4 旧生活保護法(1946年(昭和21年))は,勤労を怠る者は保護の対象としなかった。

5 旧生活保護法(1946年(昭和21年))は,不服申立ての制度を規定していた。

日本の救貧制度のあゆみがよく分かるよい問題だと思います。

それでは解説です。


1 恤救規則(1874年(明治7年))は,高齢者については65歳以上の就労できない者を救済の対象とした。

老衰した高齢者の対象年齢は

恤救規則 → 70歳以上
救護法 → 65歳以上

よって間違いです。

孤児はいずれも13歳以下です。


2 救護法(1929年(昭和4年))は,救護を目的とする施設への収容を原則とした。

救護法では,救護施設を規定しましたが,居宅救護が原則です。よって間違いです。

居宅保護を原則とするのは,今も昔も共通です。


3 救護法(1929年(昭和4年))における扶助の種類は,生活扶助,生業扶助,助産の3種類であった。

扶助の種類は

救護法 → 生活扶助,医療扶助,助産扶助,生業扶助,それに埋葬費。よって間違いです。
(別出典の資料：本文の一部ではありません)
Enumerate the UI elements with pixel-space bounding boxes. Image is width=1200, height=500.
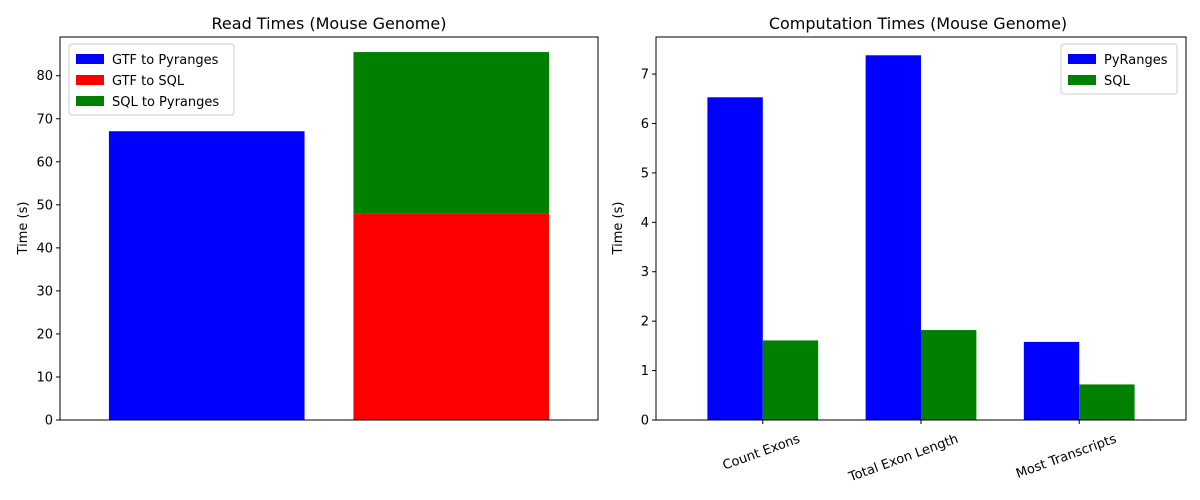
y-tick-label: 6 [641,117,649,132]
y-tick-label: 0 [641,414,649,429]
y-axis-label: Time (s) [16,202,31,256]
legend-label: SQL to Pyranges [112,95,219,110]
y-tick-label: 4 [641,216,649,231]
y-tick-label: 80 [36,69,53,84]
legend-swatch [1068,75,1096,85]
legend: GTF to Pyranges GTF to SQL SQL to Pyranges [68,43,235,116]
y-tick-label: 50 [36,198,53,213]
y-tick-label: 5 [641,166,649,181]
legend-swatch [1068,54,1096,64]
bar-sql [762,340,819,420]
y-tick-label: 7 [641,68,649,83]
bar-gtf-to-sql [353,213,550,420]
x-tick-label: Count Exons [721,432,803,474]
y-tick-label: 30 [36,284,53,299]
y-tick-label: 1 [641,364,649,379]
legend-label: GTF to Pyranges [112,53,219,68]
legend-label: GTF to SQL [112,74,185,89]
y-tick-label: 20 [36,327,53,342]
bar-sql-to-pyranges [353,52,550,214]
legend-label: SQL [1104,74,1130,89]
y-tick-label: 2 [641,315,649,330]
legend-swatch [76,54,104,64]
y-tick-label: 40 [36,241,53,256]
chart-title: Read Times (Mouse Genome) [212,14,447,33]
x-tick-label: Most Transcripts [1014,432,1119,482]
plot-area: Count Exons Total Exon Length Most Transcr… [641,36,1187,486]
legend-box [68,43,235,116]
legend-swatch [76,96,104,106]
plot-frame [655,36,1187,421]
legend-label: PyRanges [1104,53,1168,68]
bar-pyranges [865,55,921,421]
bar-gtf-to-pyranges [108,131,305,420]
bar-sql [921,330,977,420]
y-tick-label: 10 [36,370,53,385]
chart-title: Computation Times (Mouse Genome) [769,14,1067,33]
bar-pyranges [1023,341,1080,420]
legend: PyRanges SQL [1060,43,1178,95]
y-tick-label: 70 [36,112,53,127]
bar-sql [1079,384,1135,420]
chart-read-times: Read Times (Mouse Genome) 0 10 20 30 40 50 60 7… [16,14,599,429]
y-axis-label: Time (s) [611,202,626,256]
y-tick-label: 0 [45,414,53,429]
y-tick-label: 3 [641,265,649,280]
bar-pyranges [707,97,763,420]
y-tick-label: 60 [36,155,53,170]
legend-swatch [76,75,104,85]
plot-frame [59,36,599,421]
x-tick-label: Total Exon Length [846,432,960,486]
chart-computation-times: Computation Times (Mouse Genome) Count E… [611,14,1187,486]
plot-area: 0 10 20 30 40 50 60 70 80 GTF to Pyranges GTF to S… [36,36,599,429]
旧・生活保護法 → 生活扶助,医療扶助,助産扶助,生業扶助,葬祭扶助。

現・生活保護法 → 生活扶助,医療扶助,助産扶助,生業扶助,葬祭扶助。+ 教育扶助,住宅扶助。現在はそれにさらにブラスして介護扶助が加わります。


4 旧生活保護法(1946年(昭和21年))は,勤労を怠る者は保護の対象としなかった。

これが正解です。

旧・生活保護法は,無差別平等の原則を規定していましたが,同時に欠格条項も規定されていました。
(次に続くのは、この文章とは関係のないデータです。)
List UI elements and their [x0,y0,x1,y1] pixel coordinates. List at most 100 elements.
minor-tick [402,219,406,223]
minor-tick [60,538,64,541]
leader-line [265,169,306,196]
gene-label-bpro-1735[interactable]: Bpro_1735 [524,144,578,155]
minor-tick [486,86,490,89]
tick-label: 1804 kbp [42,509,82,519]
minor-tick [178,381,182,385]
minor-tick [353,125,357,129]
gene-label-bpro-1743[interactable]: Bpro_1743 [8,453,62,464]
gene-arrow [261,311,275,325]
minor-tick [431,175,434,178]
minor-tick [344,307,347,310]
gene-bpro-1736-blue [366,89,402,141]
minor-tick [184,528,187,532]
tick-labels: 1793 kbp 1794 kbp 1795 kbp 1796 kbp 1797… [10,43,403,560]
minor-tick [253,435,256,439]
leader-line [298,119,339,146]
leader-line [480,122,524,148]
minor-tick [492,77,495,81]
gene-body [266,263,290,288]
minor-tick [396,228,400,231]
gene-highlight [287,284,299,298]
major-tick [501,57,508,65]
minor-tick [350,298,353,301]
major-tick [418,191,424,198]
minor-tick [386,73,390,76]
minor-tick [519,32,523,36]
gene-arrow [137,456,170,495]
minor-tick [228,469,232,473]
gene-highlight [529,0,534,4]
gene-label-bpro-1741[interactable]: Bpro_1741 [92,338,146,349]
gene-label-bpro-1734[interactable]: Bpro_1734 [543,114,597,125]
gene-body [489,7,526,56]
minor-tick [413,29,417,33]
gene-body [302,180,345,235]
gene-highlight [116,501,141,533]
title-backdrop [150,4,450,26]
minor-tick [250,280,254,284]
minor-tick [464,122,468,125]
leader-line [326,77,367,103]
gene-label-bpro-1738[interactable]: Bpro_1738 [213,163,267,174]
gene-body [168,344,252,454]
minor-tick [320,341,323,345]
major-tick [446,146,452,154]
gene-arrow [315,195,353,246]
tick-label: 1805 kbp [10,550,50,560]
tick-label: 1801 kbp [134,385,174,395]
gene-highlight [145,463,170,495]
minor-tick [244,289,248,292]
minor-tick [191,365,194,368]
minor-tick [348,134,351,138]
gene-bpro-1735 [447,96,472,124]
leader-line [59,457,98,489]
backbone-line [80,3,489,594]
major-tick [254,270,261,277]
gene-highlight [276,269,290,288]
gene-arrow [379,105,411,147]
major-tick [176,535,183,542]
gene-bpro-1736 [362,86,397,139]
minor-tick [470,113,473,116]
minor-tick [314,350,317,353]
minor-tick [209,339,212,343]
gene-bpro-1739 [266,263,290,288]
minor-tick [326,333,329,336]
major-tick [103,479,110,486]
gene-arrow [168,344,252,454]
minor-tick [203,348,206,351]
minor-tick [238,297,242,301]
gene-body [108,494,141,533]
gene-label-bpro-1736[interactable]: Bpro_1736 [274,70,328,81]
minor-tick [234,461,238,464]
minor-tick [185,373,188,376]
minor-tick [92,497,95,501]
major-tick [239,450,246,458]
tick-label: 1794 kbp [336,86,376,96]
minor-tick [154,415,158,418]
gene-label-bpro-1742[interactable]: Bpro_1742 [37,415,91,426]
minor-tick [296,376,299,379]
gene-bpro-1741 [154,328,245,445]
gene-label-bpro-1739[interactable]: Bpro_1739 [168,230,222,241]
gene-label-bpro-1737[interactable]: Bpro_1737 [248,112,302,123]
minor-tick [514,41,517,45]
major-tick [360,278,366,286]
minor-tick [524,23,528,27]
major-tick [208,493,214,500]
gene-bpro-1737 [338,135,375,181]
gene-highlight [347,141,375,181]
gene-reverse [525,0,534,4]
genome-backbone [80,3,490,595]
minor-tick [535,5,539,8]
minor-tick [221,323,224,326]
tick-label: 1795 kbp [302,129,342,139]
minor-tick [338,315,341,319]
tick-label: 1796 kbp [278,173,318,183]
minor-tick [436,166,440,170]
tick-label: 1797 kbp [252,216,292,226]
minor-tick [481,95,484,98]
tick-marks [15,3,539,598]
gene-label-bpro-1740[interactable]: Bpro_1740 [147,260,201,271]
5 旧生活保護法(1946年(昭和21年))は,不服申立ての制度を規定していた。

保護請求権と不服申立制度が規定されたのは,現・生活保護法です。よって間違いです。

旧法までは,保護を受ける権利は認められず,職権によって保護を行いました。


<今日の一言>

公的救済の国の費用負担割合

救護法 → 2分の1

旧・生活保護法 → 10分の8

現・生活保護法 → 4分の3

現・生活保護法の国の負担の4分の3は,生活困窮者自立支援法の必須事業の負担割合と一緒です。